Last week, my declaration that this is the best moment to be working in journalism was met with some side-eye after outlets from the Daily News to, cough, the Columbia Journalism Review announced layoffs. “BREAKING: No it’s not,” tweeted Dallas Observer editor Joe Tone. “Not sure the folks getting pink slips today at the #DailyNews would agree,” said Jennifer Vogt.
Tweeted Charles Homans, “Contra both @annfriedman & journo-doomsayers, I don’t think journalism is monolithic enough to have a best/worst era.” And some other journalists told me they loved the column, forwarded it to their bosses at newspapers and other traditional outlets, and were told, “This is great… for her. We’re different.”
The implication is that optimism and creative risk-taking are luxuries afforded to only a few lucky journalists, not a point of view that we can all actively take. But the notion that I am excited about doing journalism right now because somehow I’ve been completely isolated from the industry’s financial woes and general upheaval is completely absurd. After all, I’ve been laid off, too. Almost exactly a year ago, GOOD magazine fired me and seven of my colleagues. I won’t lie to you: In many ways, it sucked. I questioned whether I’d been stupid to invest so many hours in what now appeared to be a dead-end job. I was scared I’d end up moving back into my parents’ basement. I smelled like fear and whiskey for a solid four weeks.
But now I can honestly say that being fired was one of the best things to ever happen to me. Here are some things I learned about how to stay excited about the future and get back on my feet.
- Lean on your network. Don’t be shy about emailing, tweeting at, or calling up your friends and colleagues to ask for their help. Be specific about what you want and need. Circulate a paragraph-long synopsis of who you are and what sort of work you’re hoping to land—a full-time editing job, some recurring freelance writing work, etc.—with all of your contact info at the bottom. Encourage people to circulate it. Also, ask each of your professional connections for one introduction to an editor who is (or may soon be) in the position to hire. Getting fired sucks, and the people who are invested in your career really do want to help you land on your feet. Trust me, they will make connections for you. And this network will be your salvation.

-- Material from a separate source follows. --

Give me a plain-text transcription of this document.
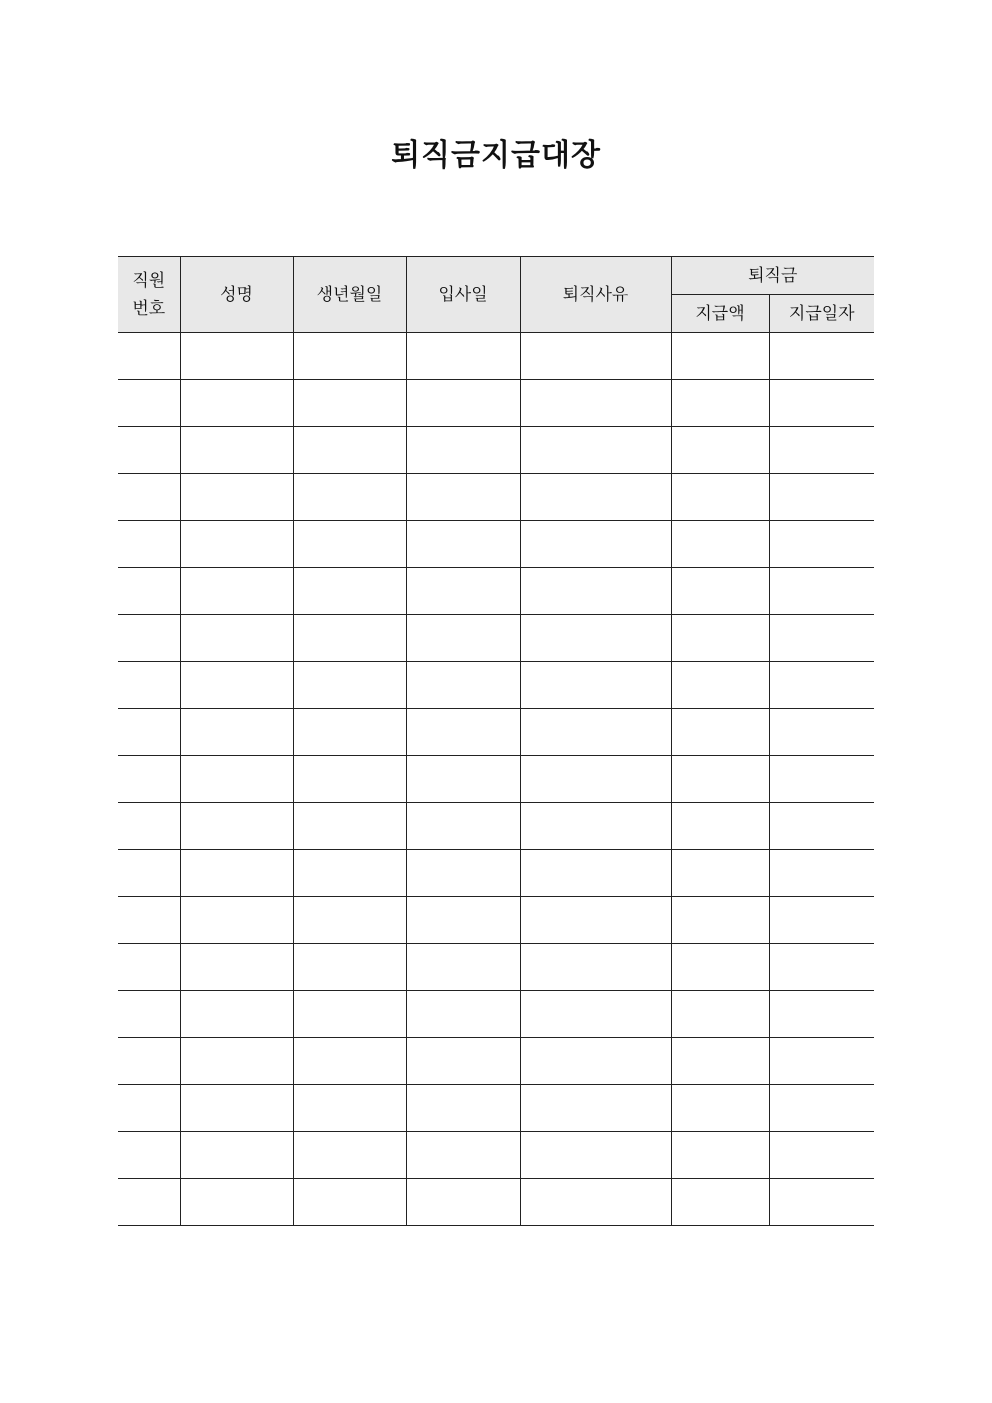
퇴직금지급대장
직원
번호	성명	생년월일	입사일	퇴직사유	퇴직금	
					지급액	지급일자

- Capitalize on the fact that people are talking about you. This can be tricky because you want to ensure that other journalists know that you’re on the market, but you don’t want to talk trash about your former employer. (Well, you may want to. But you shouldn’t.) If you can, you should agree to interviews about what happened, but instead of complaining about your unceremonious exit from the world of salaried journalism, talk about the experience you gained there, and where you hope to work next. This is free marketing. Take advantage of it. Ask everyone who interviews you to include a link to your personal site.

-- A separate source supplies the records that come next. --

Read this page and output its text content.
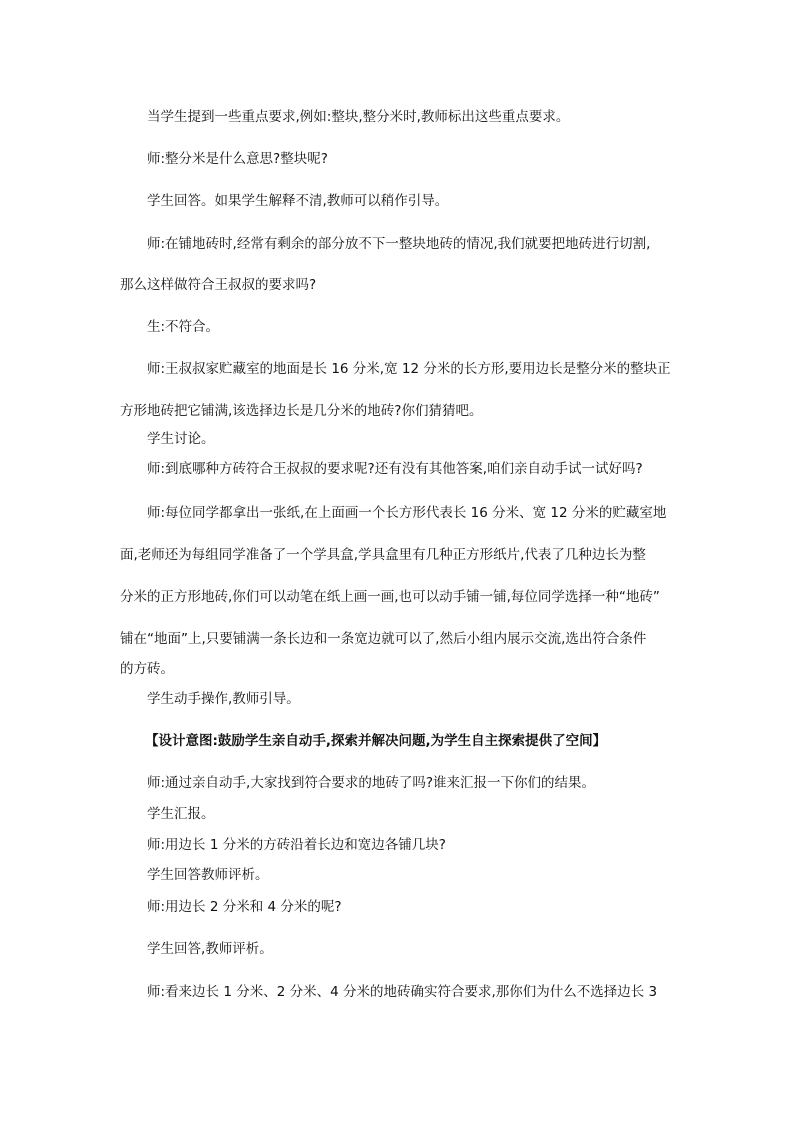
当学生提到一些重点要求,例如:整块,整分米时,教师标出这些重点要求。
师:整分米是什么意思?整块呢?
学生回答。如果学生解释不清,教师可以稍作引导。
师:在铺地砖时,经常有剩余的部分放不下一整块地砖的情况,我们就要把地砖进行切割,
那么这样做符合王叔叔的要求吗?
生:不符合。
师:王叔叔家贮藏室的地面是长 16 分米,宽 12 分米的长方形,要用边长是整分米的整块正
方形地砖把它铺满,该选择边长是几分米的地砖?你们猜猜吧。
学生讨论。
师:到底哪种方砖符合王叔叔的要求呢?还有没有其他答案,咱们亲自动手试一试好吗?
师:每位同学都拿出一张纸,在上面画一个长方形代表长 16 分米、宽 12 分米的贮藏室地
面,老师还为每组同学准备了一个学具盒,学具盒里有几种正方形纸片,代表了几种边长为整
分米的正方形地砖,你们可以动笔在纸上画一画,也可以动手铺一铺,每位同学选择一种“地砖”
铺在“地面”上,只要铺满一条长边和一条宽边就可以了,然后小组内展示交流,选出符合条件
的方砖。
学生动手操作,教师引导。
【设计意图:鼓励学生亲自动手,探索并解决问题,为学生自主探索提供了空间】
师:通过亲自动手,大家找到符合要求的地砖了吗?谁来汇报一下你们的结果。
学生汇报。
师:用边长 1 分米的方砖沿着长边和宽边各铺几块?
学生回答教师评析。
师:用边长 2 分米和 4 分米的呢?
学生回答,教师评析。
师:看来边长 1 分米、2 分米、4 分米的地砖确实符合要求,那你们为什么不选择边长 3
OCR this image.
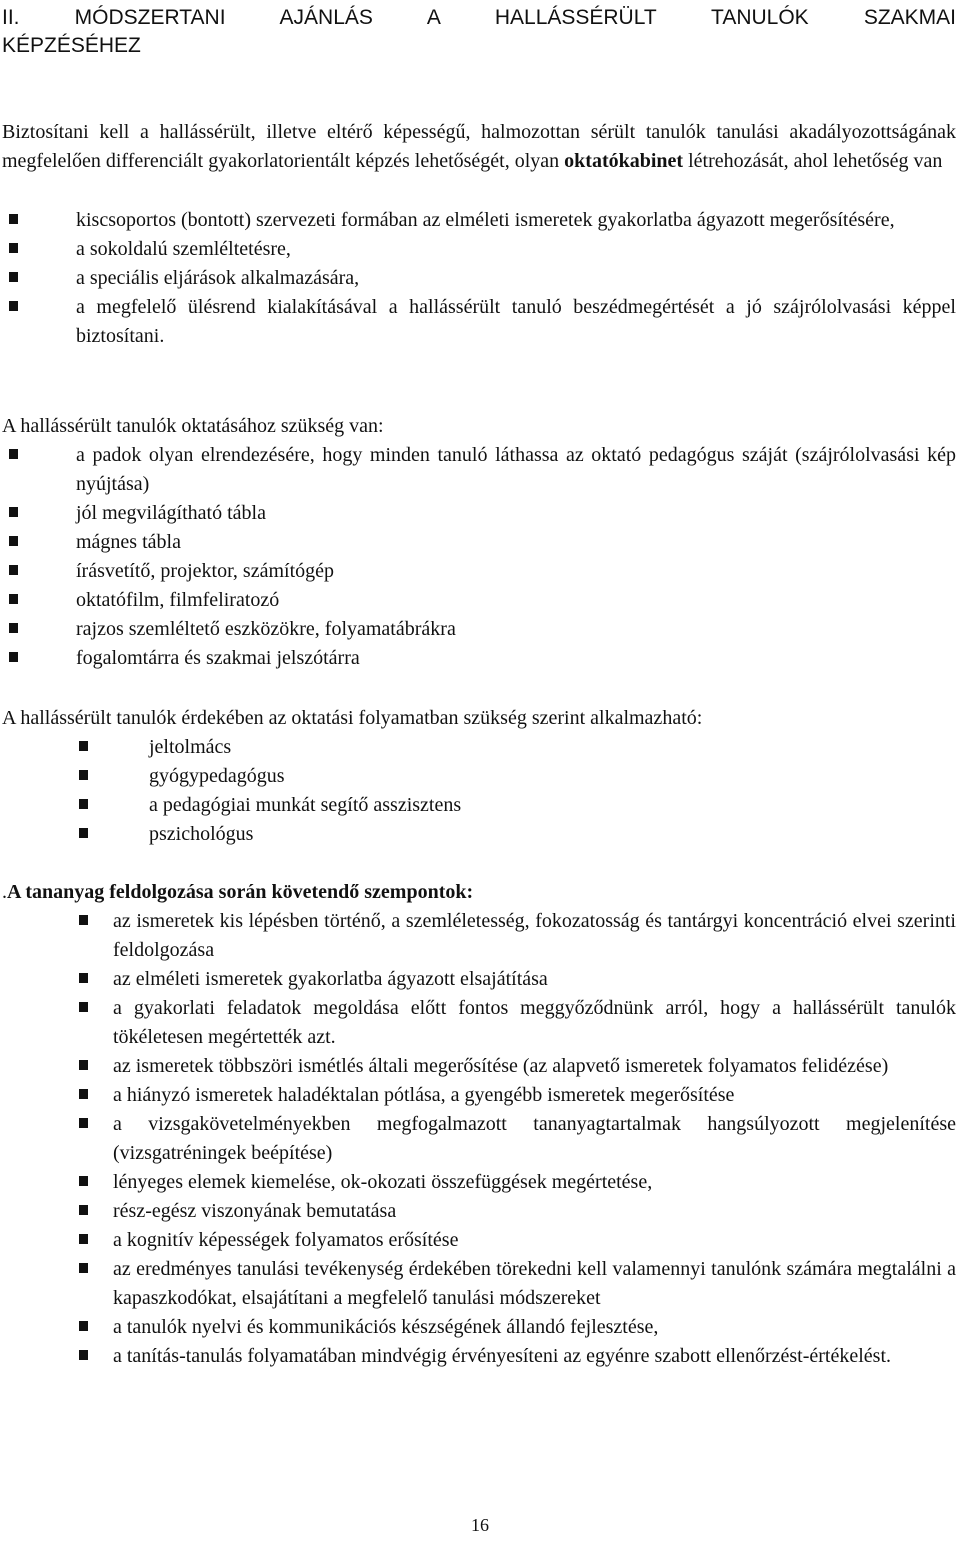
II. MÓDSZERTANI AJÁNLÁS A HALLÁSSÉRÜLT TANULÓK SZAKMAI
KÉPZÉSÉHEZ

Biztosítani kell a hallássérült, illetve eltérő képességű, halmozottan sérült tanulók tanulási akadályozottságának megfelelően differenciált gyakorlatorientált képzés lehetőségét, olyan oktatókabinet létrehozását, ahol lehetőség van

kiscsoportos (bontott) szervezeti formában az elméleti ismeretek gyakorlatba ágyazott megerősítésére,
a sokoldalú szemléltetésre,
a speciális eljárások alkalmazására,
a megfelelő ülésrend kialakításával a hallássérült tanuló beszédmegértését a jó szájrólolvasási képpel biztosítani.

A hallássérült tanulók oktatásához szükség van:

a padok olyan elrendezésére, hogy minden tanuló láthassa az oktató pedagógus száját (szájrólolvasási kép nyújtása)
jól megvilágítható tábla
mágnes tábla
írásvetítő, projektor, számítógép
oktatófilm, filmfeliratozó
rajzos szemléltető eszközökre, folyamatábrákra
fogalomtárra és szakmai jelszótárra

A hallássérült tanulók érdekében az oktatási folyamatban szükség szerint alkalmazható:

jeltolmács
gyógypedagógus
a pedagógiai munkát segítő asszisztens
pszichológus

.A tananyag feldolgozása során követendő szempontok:

az ismeretek kis lépésben történő, a szemléletesség, fokozatosság és tantárgyi koncentráció elvei szerinti feldolgozása
az elméleti ismeretek gyakorlatba ágyazott elsajátítása
a gyakorlati feladatok megoldása előtt fontos meggyőződnünk arról, hogy a hallássérült tanulók tökéletesen megértették azt.
az ismeretek többszöri ismétlés általi megerősítése (az alapvető ismeretek folyamatos felidézése)
a hiányzó ismeretek haladéktalan pótlása, a gyengébb ismeretek megerősítése
a vizsgakövetelményekben megfogalmazott tananyagtartalmak hangsúlyozott megjelenítése (vizsgatréningek beépítése)
lényeges elemek kiemelése, ok-okozati összefüggések megértetése,
rész-egész viszonyának bemutatása
a kognitív képességek folyamatos erősítése
az eredményes tanulási tevékenység érdekében törekedni kell valamennyi tanulónk számára megtalálni a kapaszkodókat, elsajátítani a megfelelő tanulási módszereket
a tanulók nyelvi és kommunikációs készségének állandó fejlesztése,
a tanítás-tanulás folyamatában mindvégig érvényesíteni az egyénre szabott ellenőrzést-értékelést.
16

- Channel that attention toward a new project Maybe now’s the time to kickstart a single issue of a new publication? Shift directions and pursue a different area of journalism? Really commit yourself to that book idea? Getting fired is a reset button, and while you hustle to find the next full-time thing, self-started projects can be a great stopgap. Tomorrow magazine, which I created with my former colleagues in the wake of our firing, was nominated for an Utne Independent Media Award. The issue was basically a resume, a way of showcasing our collective and individual abilities. Was it hard to create a whole new magazine while we were all trying to find new full-time jobs? Yes, obviously. We worked really hard. Was it worth it? Completely.
These days my former colleagues and I are all making a living in journalism. We’re on staff at places like Gawker, Quartz, and ESPN: The Magazine. We’re writing regularly for Fast Company and New York magazine and Slate. We’re working on book projects and documentaries and zines. Unemployment is a distant memory.